Although rising interest rates help individual savers, when combined with rising inflation, they act as a major drag on the stock market. Both high inflation and high interest rates negatively impact corporate earnings. High inflation makes everything that companies buy more expensive, and high interest rates increase the cost for businesses to take out loans. For highly leveraged companies that rely on loans to fund their operations, high interest rates could imperil their very existence. As a result, investors tend to pull their support for these types of companies, hurting their share prices.
How Do Rising Rates and Inflation Affect Consumers?
Purposely raising interest rates may seem like a purposely harmful act against the American consumer. After all, how can it help anyone if they have to pay higher rates for things like homes, vehicles and even credit cards? The answer is that the alternative – runaway inflation – harms everyone, in the form of continually rising prices. But higher interest rates can be avoided, at least temporarily, if consumers delay purchases that require loans, such as homes or vehicles. Paying off credit card debt – or avoiding it in the first place – is another way that consumers can sidestep rising interest rates.

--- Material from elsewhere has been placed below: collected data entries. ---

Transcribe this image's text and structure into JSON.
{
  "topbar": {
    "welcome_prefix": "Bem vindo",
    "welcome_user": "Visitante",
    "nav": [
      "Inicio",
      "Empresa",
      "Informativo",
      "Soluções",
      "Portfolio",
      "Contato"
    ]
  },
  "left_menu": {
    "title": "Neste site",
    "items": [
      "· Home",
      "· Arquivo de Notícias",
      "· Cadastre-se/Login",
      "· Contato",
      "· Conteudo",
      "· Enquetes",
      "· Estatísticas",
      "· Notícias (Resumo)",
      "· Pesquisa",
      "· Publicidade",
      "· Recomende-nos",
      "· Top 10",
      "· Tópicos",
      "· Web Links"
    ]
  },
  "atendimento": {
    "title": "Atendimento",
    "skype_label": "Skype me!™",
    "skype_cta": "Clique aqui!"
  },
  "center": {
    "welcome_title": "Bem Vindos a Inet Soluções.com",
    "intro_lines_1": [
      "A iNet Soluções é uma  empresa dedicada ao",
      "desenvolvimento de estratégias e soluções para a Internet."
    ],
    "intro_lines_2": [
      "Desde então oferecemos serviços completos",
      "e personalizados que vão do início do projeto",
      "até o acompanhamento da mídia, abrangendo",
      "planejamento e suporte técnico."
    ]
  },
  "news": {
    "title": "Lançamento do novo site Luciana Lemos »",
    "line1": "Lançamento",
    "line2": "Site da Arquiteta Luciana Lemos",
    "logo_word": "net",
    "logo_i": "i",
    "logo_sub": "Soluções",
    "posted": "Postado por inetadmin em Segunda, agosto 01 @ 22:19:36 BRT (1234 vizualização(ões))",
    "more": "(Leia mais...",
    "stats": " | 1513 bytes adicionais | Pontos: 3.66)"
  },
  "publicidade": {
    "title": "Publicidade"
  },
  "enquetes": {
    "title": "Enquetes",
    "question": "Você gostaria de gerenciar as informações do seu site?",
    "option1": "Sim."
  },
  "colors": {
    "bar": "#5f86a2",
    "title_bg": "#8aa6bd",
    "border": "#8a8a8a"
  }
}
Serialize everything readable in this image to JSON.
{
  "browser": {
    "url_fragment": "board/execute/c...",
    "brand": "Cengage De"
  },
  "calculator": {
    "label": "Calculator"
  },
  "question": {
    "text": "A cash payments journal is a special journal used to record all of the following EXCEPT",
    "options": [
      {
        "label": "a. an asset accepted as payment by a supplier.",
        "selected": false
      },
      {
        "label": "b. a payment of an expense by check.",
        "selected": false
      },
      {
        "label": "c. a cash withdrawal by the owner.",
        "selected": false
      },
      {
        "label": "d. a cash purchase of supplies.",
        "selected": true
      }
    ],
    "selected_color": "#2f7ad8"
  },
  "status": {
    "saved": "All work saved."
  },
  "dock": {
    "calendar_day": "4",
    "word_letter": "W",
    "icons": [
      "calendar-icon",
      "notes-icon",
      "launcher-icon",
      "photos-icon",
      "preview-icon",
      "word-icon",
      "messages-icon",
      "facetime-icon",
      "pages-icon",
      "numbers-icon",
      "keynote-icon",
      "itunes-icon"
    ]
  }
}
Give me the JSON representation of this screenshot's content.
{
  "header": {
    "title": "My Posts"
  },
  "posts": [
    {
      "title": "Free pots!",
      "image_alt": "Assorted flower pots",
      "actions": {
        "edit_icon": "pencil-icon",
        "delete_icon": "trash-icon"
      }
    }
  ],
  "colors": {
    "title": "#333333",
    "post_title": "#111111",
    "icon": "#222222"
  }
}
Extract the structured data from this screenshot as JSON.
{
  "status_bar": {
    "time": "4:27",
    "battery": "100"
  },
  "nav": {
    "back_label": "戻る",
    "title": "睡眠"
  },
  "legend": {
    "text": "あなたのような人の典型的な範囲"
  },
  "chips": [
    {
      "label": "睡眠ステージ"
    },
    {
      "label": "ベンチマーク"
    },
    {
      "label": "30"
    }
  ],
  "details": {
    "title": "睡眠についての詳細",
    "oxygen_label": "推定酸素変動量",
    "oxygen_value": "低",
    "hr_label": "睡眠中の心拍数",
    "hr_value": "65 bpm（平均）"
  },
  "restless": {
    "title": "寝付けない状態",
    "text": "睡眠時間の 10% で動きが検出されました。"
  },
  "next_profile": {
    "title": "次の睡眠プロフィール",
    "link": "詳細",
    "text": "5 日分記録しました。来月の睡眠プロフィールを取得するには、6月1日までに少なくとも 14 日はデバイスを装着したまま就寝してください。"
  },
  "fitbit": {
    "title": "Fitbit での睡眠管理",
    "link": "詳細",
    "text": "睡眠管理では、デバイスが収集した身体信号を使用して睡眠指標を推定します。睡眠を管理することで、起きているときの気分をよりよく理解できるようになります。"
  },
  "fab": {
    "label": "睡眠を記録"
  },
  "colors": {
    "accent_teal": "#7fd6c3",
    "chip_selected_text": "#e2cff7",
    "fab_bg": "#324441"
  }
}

Inflation, on the other hand, can be harder to avoid. Even the most frugal of consumers must purchase everyday goods like food and medicine, and when prices are rising, that leaves less money for discretionary expenses, savings or even other necessities. On a personal level, both rising interest rates and inflation are harmful to household budgets.
The Bottom Line
In and of themselves, both high interest rates and high inflation are overall negatives for both American consumers and businesses. High interest rates make any type of borrowing more unaffordable, while high inflation makes the prices of goods and services rise as well. When combined, these factors can bust the budgets of everyday Americans and make it harder for companies to generate profits — or even to stay in business. But if the Fed can succeed in taming inflation by raising rates, the long-term health of the economy will be preserved.
The main risk in this scenario is that the Fed continues to tighten rates until it strangles the economy and pushes it into recession. However, as soon as inflation falls to more desirable levels, the Fed typically reverses course and may even begin lowering interest rates, kicking off the next cycle of business growth. When — and if — that will happen during this current business cycle, however, is unknown at this point.